Alors que les banques ouest-africaines comme Banque Atlantique, BNI et Versus Bank cherchent à renforcer leur compétitivité, l'exemple de la banque publique indonésienne BNI, qui célèbre ses 80 ans, met en lumière les enjeux de transformation. Entre digitalisation, gouvernance et création de valeur, les similitudes structurelles invitent à une réflexion régionale.

Infographie — Institutions financières

L’annonce par PT Bank Negara Indonesia (Persero) Tbk, ou BNI, de sa transformation à l’occasion de son 80e anniversaire n’est pas anodine pour le secteur bancaire ouest-africain. Bien que géographiquement éloignée, cette institution d’État indonésienne fait face à des défis étonnamment proches de ceux que rencontrent Banque Atlantique, BNI (Banque Nationale d’Investissement) en Côte d’Ivoire, ou encore Versus Bank au Ghana : une pression croissante de la concurrence, une nécessité d’innovation numérique et une demande de meilleure gouvernance.

Le cas BNI illustre comment une banque publique peut se réinventer. Selon son directeur financier, Hussein Paolo Kartadjoemena, la transformation vise à renforcer la performance et la compétitivité tout en capturant de nouvelles opportunités de croissance, dans le cadre d’un renforcement de la gouvernance des entreprises d’État par Danantara Indonesia. Ce mouvement vers une création de valeur à long terme fait écho aux réformes en cours dans plusieurs pays ouest-africains, où les banques publiques cherchent à se moderniser après des années de sous-performance.

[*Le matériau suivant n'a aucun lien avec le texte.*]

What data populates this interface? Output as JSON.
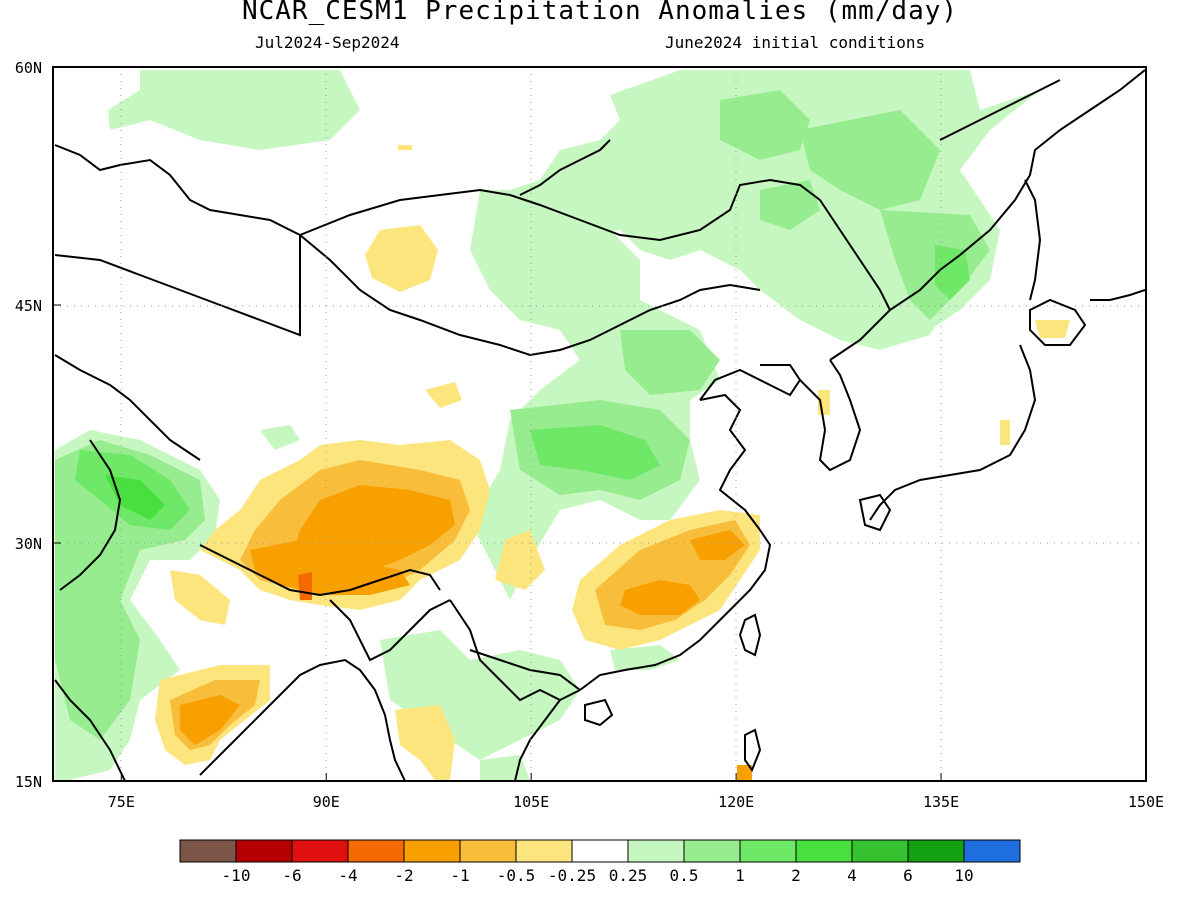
{
  "header": {
    "title": "NCAR_CESM1 Precipitation Anomalies (mm/day)",
    "period": "Jul2024-Sep2024",
    "init": "June2024 initial conditions"
  },
  "map": {
    "lon_range": [
      70,
      150
    ],
    "lat_range": [
      15,
      60
    ],
    "lat_ticks": [
      "60N",
      "45N",
      "30N",
      "15N"
    ],
    "lon_ticks": [
      "75E",
      "90E",
      "105E",
      "120E",
      "135E",
      "150E"
    ],
    "grid": true,
    "grid_style": "dotted"
  },
  "colorbar": {
    "colors": [
      "#7a5548",
      "#b40000",
      "#e01010",
      "#f56a00",
      "#f7a000",
      "#f9bd3c",
      "#fce57d",
      "#ffffff",
      "#c7f7c0",
      "#96ec8e",
      "#6ee866",
      "#48e03e",
      "#36c231",
      "#13a113",
      "#1e6ee0"
    ],
    "labels": [
      "-10",
      "-6",
      "-4",
      "-2",
      "-1",
      "-0.5",
      "-0.25",
      "0.25",
      "0.5",
      "1",
      "2",
      "4",
      "6",
      "10"
    ]
  }
}
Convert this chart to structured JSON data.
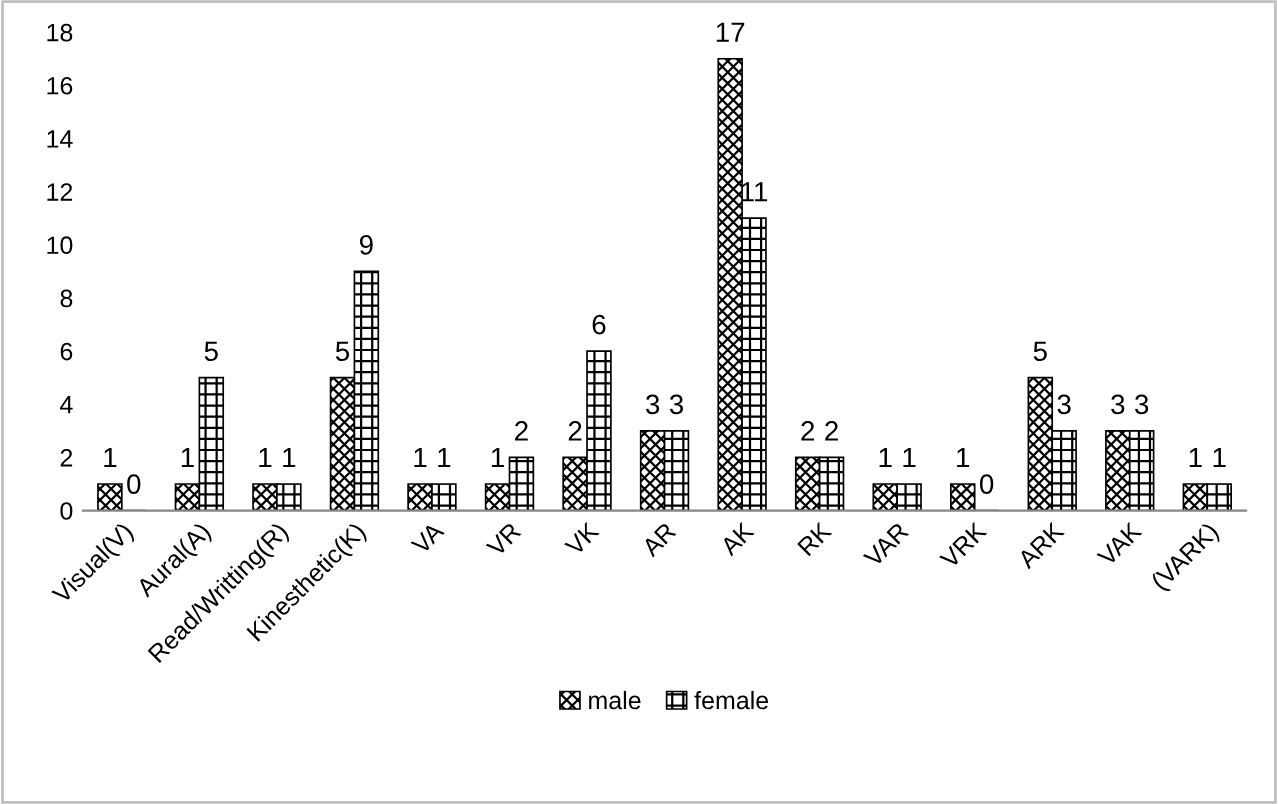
{
  "chart_data": {
    "type": "bar",
    "categories": [
      "Visual(V)",
      "Aural(A)",
      "Read/Writting(R)",
      "Kinesthetic(K)",
      "VA",
      "VR",
      "VK",
      "AR",
      "AK",
      "RK",
      "VAR",
      "VRK",
      "ARK",
      "VAK",
      "(VARK)"
    ],
    "series": [
      {
        "name": "male",
        "color": "#000000",
        "values": [
          1,
          1,
          1,
          5,
          1,
          1,
          2,
          3,
          17,
          2,
          1,
          1,
          5,
          3,
          1
        ]
      },
      {
        "name": "female",
        "color": "#000000",
        "values": [
          0,
          5,
          1,
          9,
          1,
          2,
          6,
          3,
          11,
          2,
          1,
          0,
          3,
          3,
          1
        ]
      }
    ],
    "ylim": [
      0,
      18
    ],
    "yticks": [
      0,
      2,
      4,
      6,
      8,
      10,
      12,
      14,
      16,
      18
    ],
    "data_labels": true,
    "legend": "bottom",
    "grid": false
  }
}
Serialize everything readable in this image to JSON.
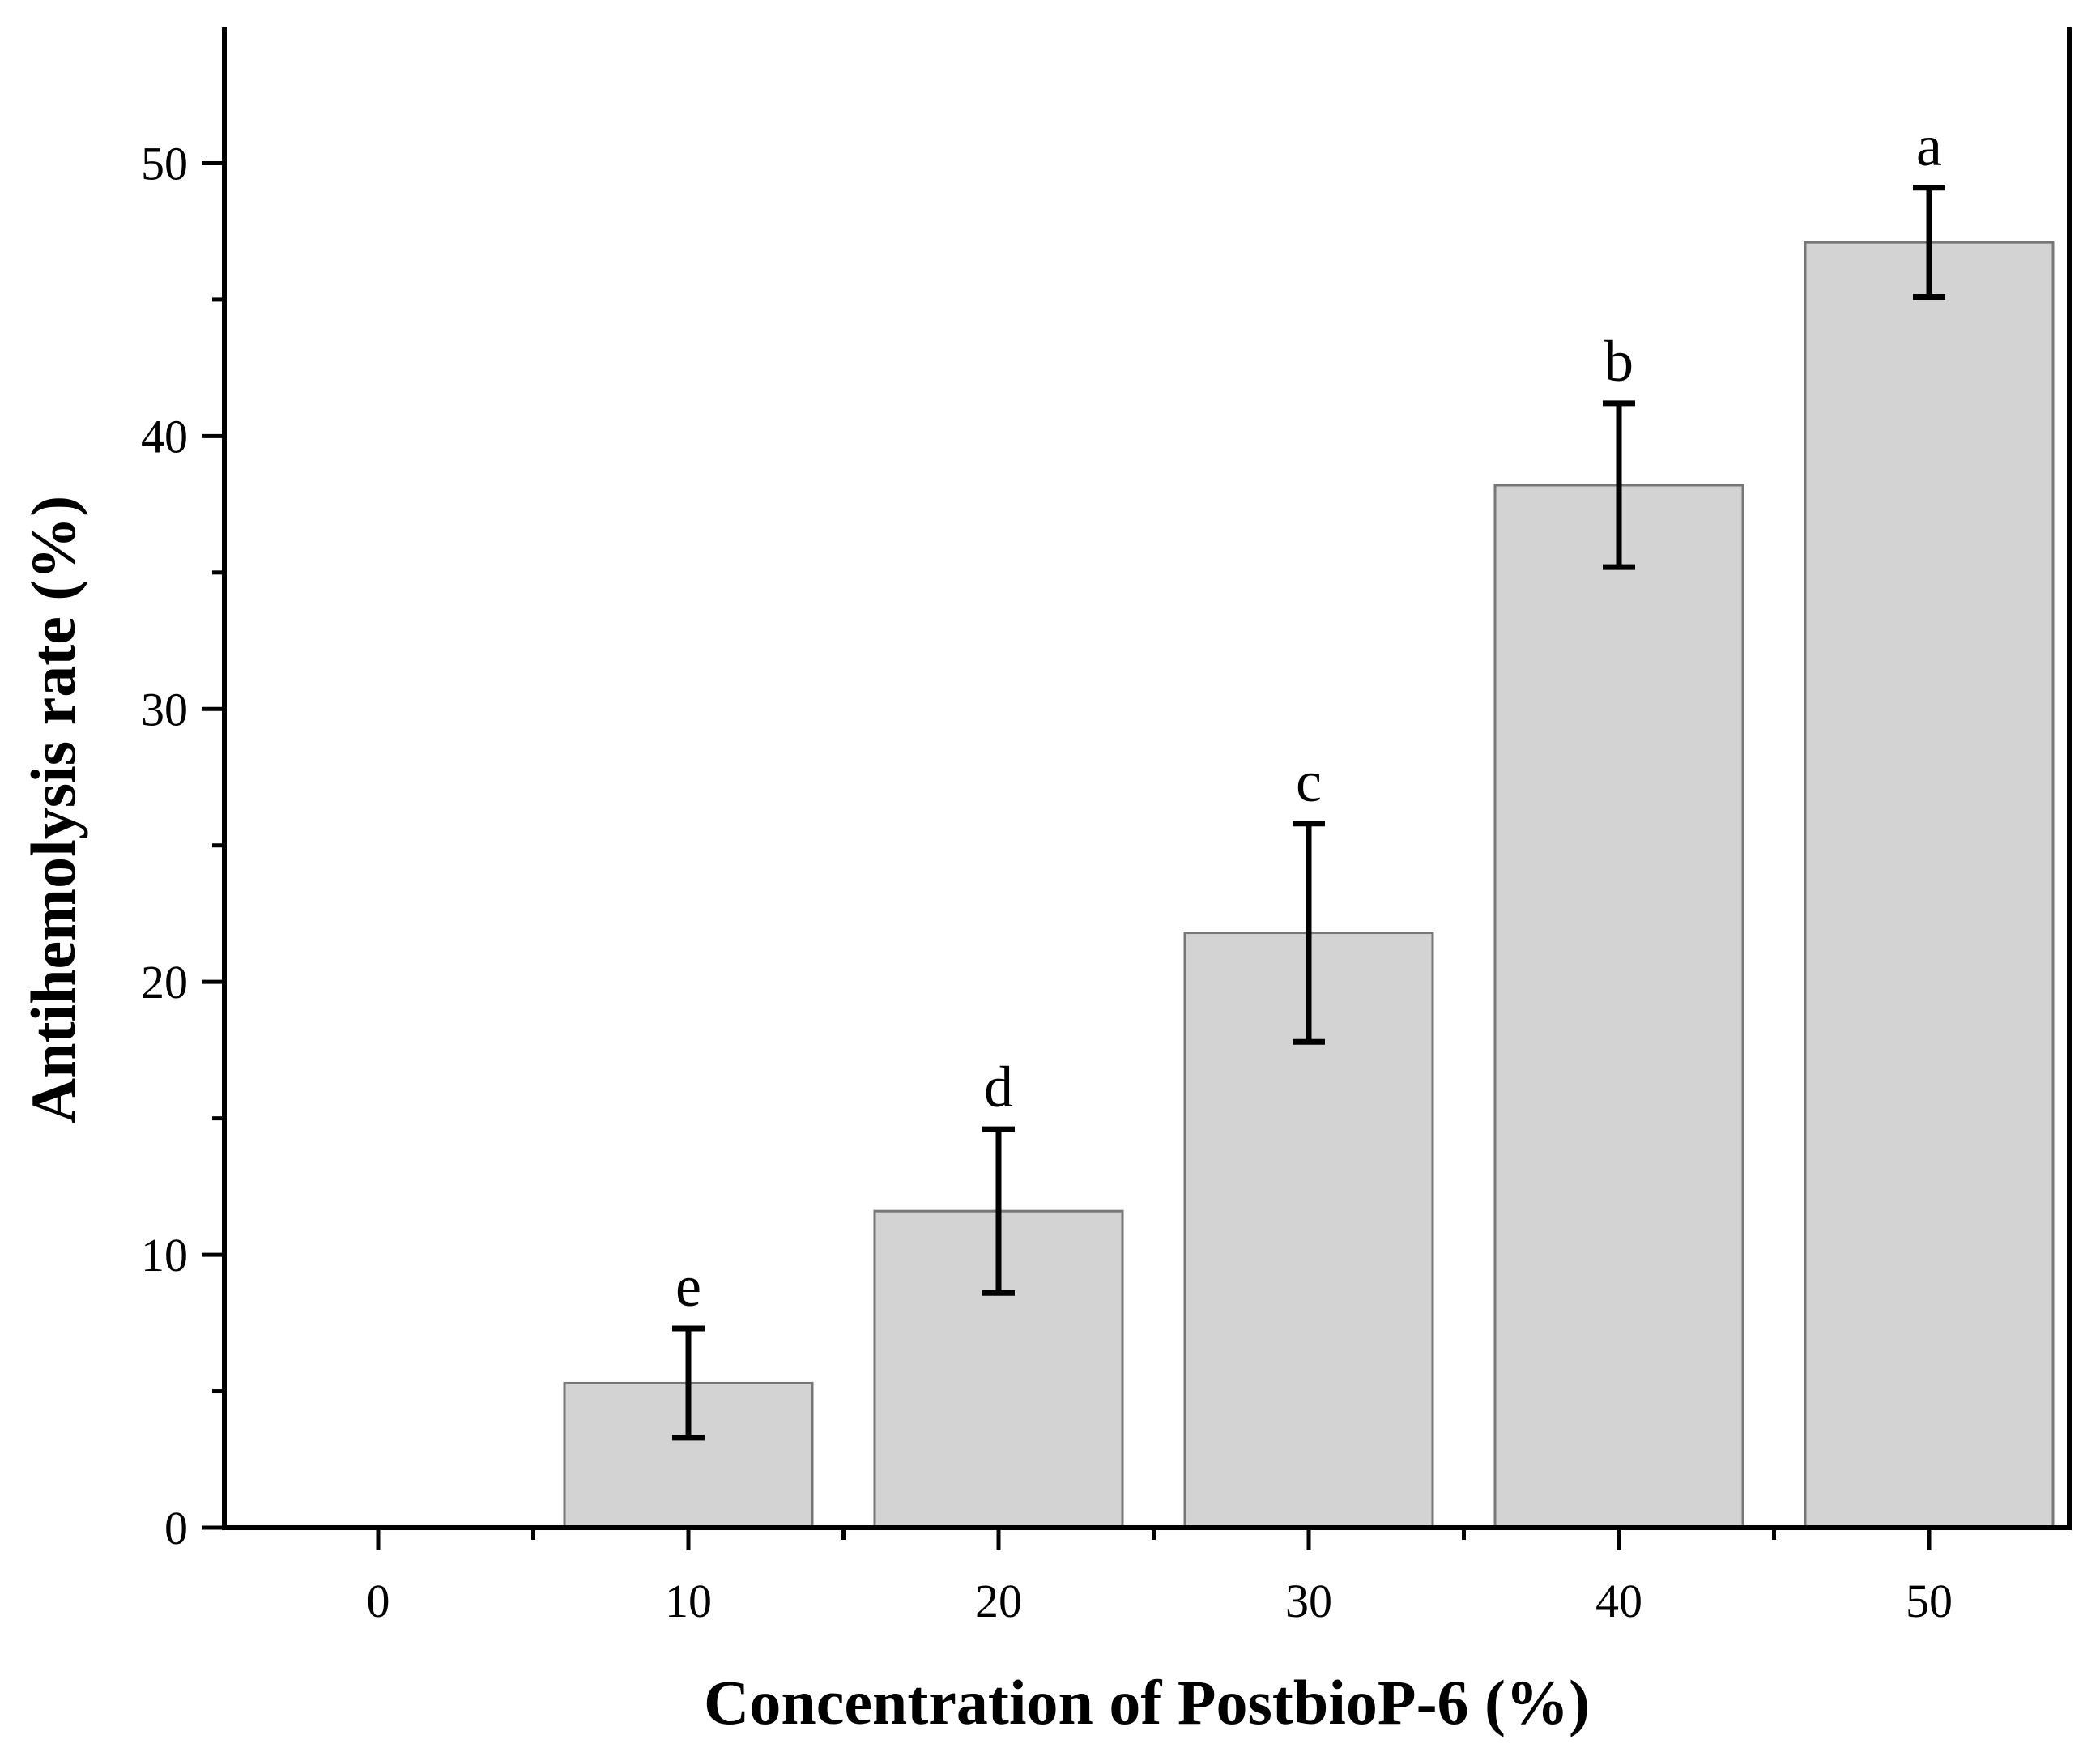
{
  "chart_data": {
    "type": "bar",
    "xlabel": "Concentration of PostbioP-6 (%)",
    "ylabel": "Antihemolysis rate (%)",
    "ylim": [
      0,
      55
    ],
    "yticks": [
      0,
      10,
      20,
      30,
      40,
      50
    ],
    "categories": [
      "0",
      "10",
      "20",
      "30",
      "40",
      "50"
    ],
    "values": [
      0,
      5.3,
      11.6,
      21.8,
      38.2,
      47.1
    ],
    "errors": [
      0,
      2.0,
      3.0,
      4.0,
      3.0,
      2.0
    ],
    "significance": [
      "",
      "e",
      "d",
      "c",
      "b",
      "a"
    ],
    "grid": false,
    "colors": {
      "bar_fill": "#d3d3d3",
      "bar_edge": "#777777",
      "axis": "#000000"
    }
  }
}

Parallèles structurels avec l’Afrique de l’Ouest

En Afrique de l’Ouest, le paysage bancaire est marqué par une dualité : d’un côté, des groupes panafricains comme Banque Atlantique (filiale de BCP) qui investissent massivement dans le digital ; de l’autre, des banques publiques nationales comme BNI (Côte d’Ivoire) qui doivent se restructurer pour survivre à la concurrence des fintechs. Versus Bank, plus récente, incarne quant à elle une tentative de rupture avec les modèles traditionnels.

La transformation de BNI en Indonésie montre que la clé réside dans l’adaptation aux changements du marché et la capacité à créer une véritable valeur ajoutée. Pour les banques ouest-africaines, cela implique notamment d’accélérer la digitalisation des services, de repenser les modèles de distribution et de renforcer la gestion des risques.

L’enjeu de la gouvernance

Un autre enseignement vient du rôle de Danantara Indonesia, qui centralise la supervision des entreprises publiques pour en améliorer la performance. En Afrique de l’Ouest, des initiatives similaires émergent : la création de holdings publiques ou de fonds souverains pour mieux contrôler les participations de l’État dans le secteur bancaire. Le Nigeria, avec son Bureau des entreprises publiques (BPE), ou la Côte d’Ivoire avec sa Société de gestion des participations de l’État (SOGEPE) tentent de professionnaliser la gouvernance.

Les récentes alertes Google concernant Banque Atlantique, BNI et Versus Bank – bien que non détaillées – témoignent d’une actualité dense : restructurations, partenariats technologiques ou lancements de nouveaux produits. Ces signaux, combinés à l’exemple indonésien, suggèrent une convergence des problématiques entre banques publiques de pays émergents.

Digitalisation et inclusion financière

La transformation numérique est au cœur des stratégies. En Indonésie, BNI a investi dans des plateformes mobiles et l’intelligence artificielle pour améliorer l’expérience client. En Afrique de l’Ouest, la pénétration du mobile banking crée à la fois une opportunité et une menace. Banque Atlantique a lancé son application « Atlantic Mobile », tandis que Versus Bank mise sur une approche 100 % digitale. Cependant, la majorité des banques publiques restent en retard.

L’inclusion financière, priorité régionale, offre un terrain de convergence. Les banques ouest-africaines peuvent s’inspirer des modèles asiatiques pour toucher les populations non bancarisées, tout en maintenant une rentabilité. La transformation de BNI montre qu’il est possible de concilier mission sociale et performance économique.

Une dynamique à suivre

Si les contextes diffèrent, les similitudes sont frappantes : même nécessité de moderniser des institutions parfois lourdes, même pression des fintechs, même recherche d’un équilibre entre rôle de développement et exigences de rentabilité. Les banques ouest-africaines ont tout intérêt à observer ces évolutions pour anticiper leurs propres mutations.

La transformation des banques publiques en Asie offre un miroir aux défis ouest-africains. Alors que la digitalisation redessine les frontières du secteur, la capacité des institutions régionales à innover déterminera leur place dans un écosystème en pleine mutation. L’exemple de BNI rappelle que la modernisation est un processus continu, où la gouvernance et l’adaptation au marché sont les clés de la résilience.